Son dernier modèle a été dévoilé оeudi à l’hôtel Hennessy Park, à l’occasion du lancement du projet Helios, en présence du ministre des Transports, Osman Mahomed.
Une station de recharge est déjà disponible à Rose-Hill, tandis qu’une autre est prévue à Richelieu. La compagnie recherche également un terrain pour développer une ferme solaire.
Le ministre des Transports a réitéré l’engagement du gouvernement d’accorder une subvention de 40 % pour l’achat de chaque autobus électrique.
Bien qu’Osman Mahomed salue l’initiative, il déplore le faible recours des opérateurs aux dispositifs d’aide disponibles.
Rose Hill Transport (RHT) prévoit de mettre sur les routes 20 autobus électriques au cours des cinq prochaines années dans le cadre du projet Helios, lancé jeudi après-midi en présence du ministre du Transport, Osman Mahomed.

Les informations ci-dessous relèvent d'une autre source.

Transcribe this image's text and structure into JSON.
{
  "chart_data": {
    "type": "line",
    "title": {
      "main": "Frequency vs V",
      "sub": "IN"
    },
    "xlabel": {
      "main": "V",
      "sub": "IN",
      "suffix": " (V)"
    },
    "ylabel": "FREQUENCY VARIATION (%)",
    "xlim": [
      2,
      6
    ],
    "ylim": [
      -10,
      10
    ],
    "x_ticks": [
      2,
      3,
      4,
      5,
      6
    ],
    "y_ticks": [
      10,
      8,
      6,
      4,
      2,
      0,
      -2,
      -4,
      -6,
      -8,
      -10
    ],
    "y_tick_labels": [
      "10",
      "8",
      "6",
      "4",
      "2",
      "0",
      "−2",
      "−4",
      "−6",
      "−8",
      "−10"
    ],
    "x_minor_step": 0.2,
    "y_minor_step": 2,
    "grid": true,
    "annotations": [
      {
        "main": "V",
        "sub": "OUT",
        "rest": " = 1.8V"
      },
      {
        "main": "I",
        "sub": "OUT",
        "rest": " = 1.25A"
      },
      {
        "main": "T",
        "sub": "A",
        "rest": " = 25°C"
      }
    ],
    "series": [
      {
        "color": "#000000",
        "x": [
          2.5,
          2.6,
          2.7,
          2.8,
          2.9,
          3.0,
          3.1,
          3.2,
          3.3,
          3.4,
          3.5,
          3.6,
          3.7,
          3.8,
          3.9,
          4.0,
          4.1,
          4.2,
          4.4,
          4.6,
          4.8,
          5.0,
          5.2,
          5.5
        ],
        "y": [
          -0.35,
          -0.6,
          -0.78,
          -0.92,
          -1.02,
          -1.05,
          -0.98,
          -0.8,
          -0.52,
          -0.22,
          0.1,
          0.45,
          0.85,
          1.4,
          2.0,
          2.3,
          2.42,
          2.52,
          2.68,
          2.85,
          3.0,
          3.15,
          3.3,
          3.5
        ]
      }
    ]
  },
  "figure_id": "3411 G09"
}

Ce projet prévoit également le développement d’une capacité de production solaire de 5,5 mégawatts répartie sur trois sites. Selon Osman Mahomed, l’investissement total pour cette composante est estimé à Rs 1,7 milliard. Mais au-delà de l’annonce d’une flotte plus « verte », la question du coût et de la rentabilité du projet reste entière.

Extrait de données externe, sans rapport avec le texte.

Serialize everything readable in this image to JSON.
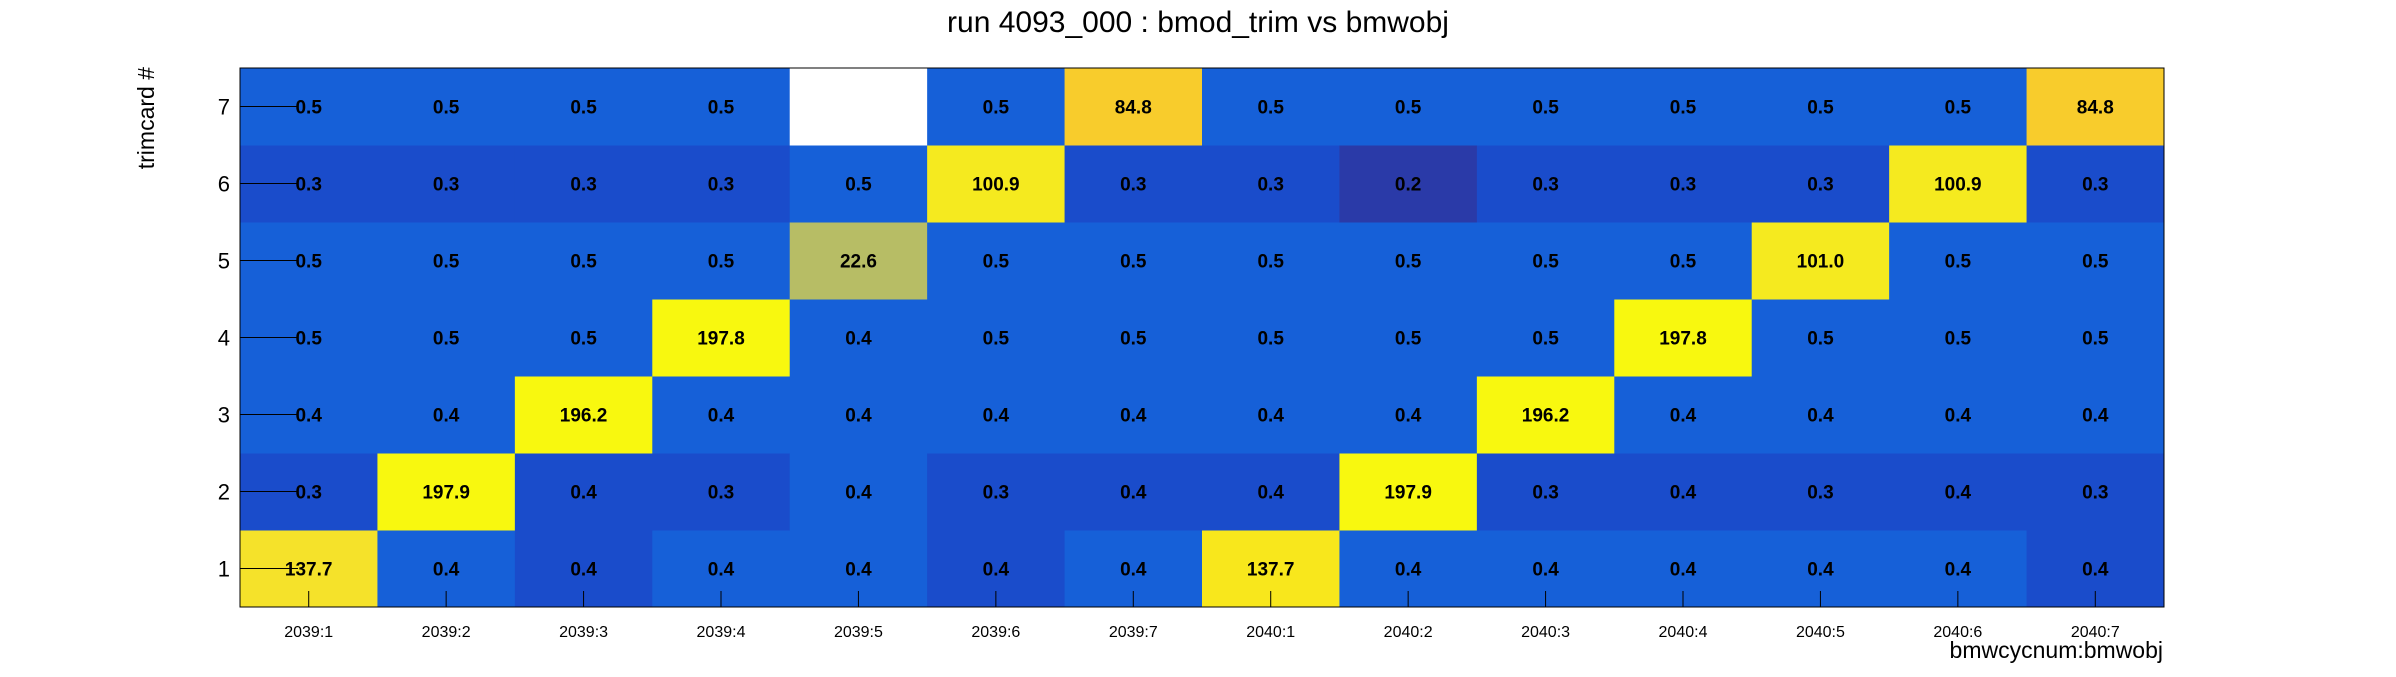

Les Rs 1,7 milliard annoncées représentent un investissement important pour une transition qui, dans un premier temps, ne concernera que 20 autobus sur cinq ans. Aucun détail public n’a encore été donné sur le délai nécessaire pour récupérer cet investissement grâce aux économies réalisées sur le carburant et l’énergie, ni sur les coûts liés à l’entretien, aux batteries et à l’installation des infrastructures de recharge.
Une simple comparaison permet toutefois de mesurer l’ampleur de la question. Si l’investissement solaire devait être récupéré uniquement grâce aux économies réalisées sur le diesel, il faudrait connaître précisément la consommation actuelle des autobus concernés, leur kilométrage quotidien, le coût de l’électricité nécessaire à leur recharge et les dépenses de maintenance des deux types de véhicules. Sans ces données, il est impossible d’affirmer que le projet sera rapidement rentable.
Le calendrier de transition mérite également d’être regardé. RHT a déjà mis en circulation deux bus 100% électriques en juin 2019. En juin 2024, cinq ans plus tard, on dénombre seulement deux bus électriques de RHT parmi les trois bus électriques opérant sur le territoire national.
Plusieurs années après les premières expériences, le projet Helios prévoit donc encore une transition limitée : 20 autobus électriques sur cinq ans, tandis qu’une grande partie de la flotte continuera de fonctionner au diesel.
Le gouvernement tente d’accélérer le mouvement avec une subvention de Rs 3,5 millions pour chaque autobus électrique acheté et enregistré. L’enveloppe du Bus Modernisation Scheme a également été portée de Rs 100 millions à Rs 150 millions.
Mais là encore, la question est celle du coût pour les finances publiques et du résultat obtenu en retour. Combien de bus ces subventions permettront-elles réellement de remplacer ? Et à quel rythme les opérateurs privés pourront-ils abandonner le diesel ?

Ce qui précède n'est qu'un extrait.